Barbara Buckley, born in the home in 1957 and adopted at 19 months, later met her birth mother who had worked in the laundry. Her mother’s lasting memory was the sky above the high walls, and she told Buckley she would never see her again, fearing the stigma of their connection would be exposed.
The discovery and subsequent revelations have prompted a national reckoning. In 2014, then-Prime Minister Enda Kenny called the site a “chamber of horrors” after test excavations confirmed the presence of children’s skeletons in the septic tank. Pope Francis publicly apologized during his 2018 visit to Ireland for the church’s role in systemic abuse, including the forced separation of unwed mothers and their children.
In 2021, the Commission of Investigation into Mother and Baby Homes reported that approximately 9,000 children, or 15%, died in 18 such institutions across Ireland from 1922 to 1998, with Tuam having the highest death rate. Prime Minister Micheál Martin issued a formal apology, saying, “The shame was not theirs—it was ours.” The Bon Secours Sisters also apologized, with Sister Eileen O’Connor stating, “We failed to respect the inherent dignity of the women and children. We failed to offer them the compassion that they so badly needed.”
Following legislation passed in 2022, the Institutional Burials Act authorized the excavation, recovery, and identification of remains. In 2023, the Director of Authorised Intervention was appointed to oversee the Tuam excavation, and on June 11, 2025, the site was secured, with pre-excavation work starting shortly thereafter. The excavation officially began on July 14, 2025.
A team led by Daniel MacSweeney, a forensic expert formerly with the International Committee of the Red Cross, is conducting the delicate and complex work. “We cannot underestimate the complexity of the task before us,” MacSweeney said, citing the age of the remains, overlapping bones, and scarce historical records. The process of collecting, sorting, and identifying the remains using DNA is expected to take at least two years.
Nearly 100 people from countries including the UK, US, Canada, and Australia have submitted or are preparing to submit DNA samples, hoping to learn the fate of lost relatives. However, some locals believe the site should be left undisturbed, viewing it as a graveyard blessed by priests and memorialized with Masses over the years.
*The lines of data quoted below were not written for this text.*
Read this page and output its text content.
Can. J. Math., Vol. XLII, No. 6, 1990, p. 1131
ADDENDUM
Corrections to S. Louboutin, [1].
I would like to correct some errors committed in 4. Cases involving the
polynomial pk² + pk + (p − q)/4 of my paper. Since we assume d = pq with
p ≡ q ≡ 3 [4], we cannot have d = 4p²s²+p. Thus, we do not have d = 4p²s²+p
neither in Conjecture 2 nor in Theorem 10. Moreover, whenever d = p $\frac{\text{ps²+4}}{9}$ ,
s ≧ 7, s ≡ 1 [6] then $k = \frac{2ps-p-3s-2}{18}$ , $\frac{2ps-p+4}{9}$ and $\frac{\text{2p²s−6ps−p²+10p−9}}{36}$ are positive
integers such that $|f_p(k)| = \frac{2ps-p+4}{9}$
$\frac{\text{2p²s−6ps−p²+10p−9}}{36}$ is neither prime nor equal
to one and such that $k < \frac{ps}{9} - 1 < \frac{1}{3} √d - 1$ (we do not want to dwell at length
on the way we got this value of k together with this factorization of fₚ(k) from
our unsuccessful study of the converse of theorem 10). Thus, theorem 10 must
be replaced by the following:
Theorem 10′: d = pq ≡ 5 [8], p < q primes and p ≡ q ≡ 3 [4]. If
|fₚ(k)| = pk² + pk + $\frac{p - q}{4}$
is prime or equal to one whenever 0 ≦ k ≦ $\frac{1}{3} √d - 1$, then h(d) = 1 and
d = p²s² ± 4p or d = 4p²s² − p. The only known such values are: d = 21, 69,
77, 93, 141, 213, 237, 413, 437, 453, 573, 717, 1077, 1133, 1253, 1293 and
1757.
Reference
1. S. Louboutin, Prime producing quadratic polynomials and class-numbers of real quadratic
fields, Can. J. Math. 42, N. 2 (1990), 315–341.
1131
A week before the excavation began, survivors and relatives of the mothers who toiled there gathered for a final visit to the site. The area, once a playground and garden, was now surrounded by shipping containers, dumpsters, and excavation equipment. Anna Corrigan reflected on the long wait for justice: “They were denied dignity in life, and they were denied dignity and respect in death. So we’re hoping that today maybe will be the start of hearing them because I think they’ve been crying for an awful long time to be heard.”
As Ireland confronts this painful legacy, the excavation at Tuam serves as a somber reminder of the human cost of institutional cruelty and societal shame. The work underway aims not only to uncover remains but to restore dignity and provide answers to families long haunted by loss and silence.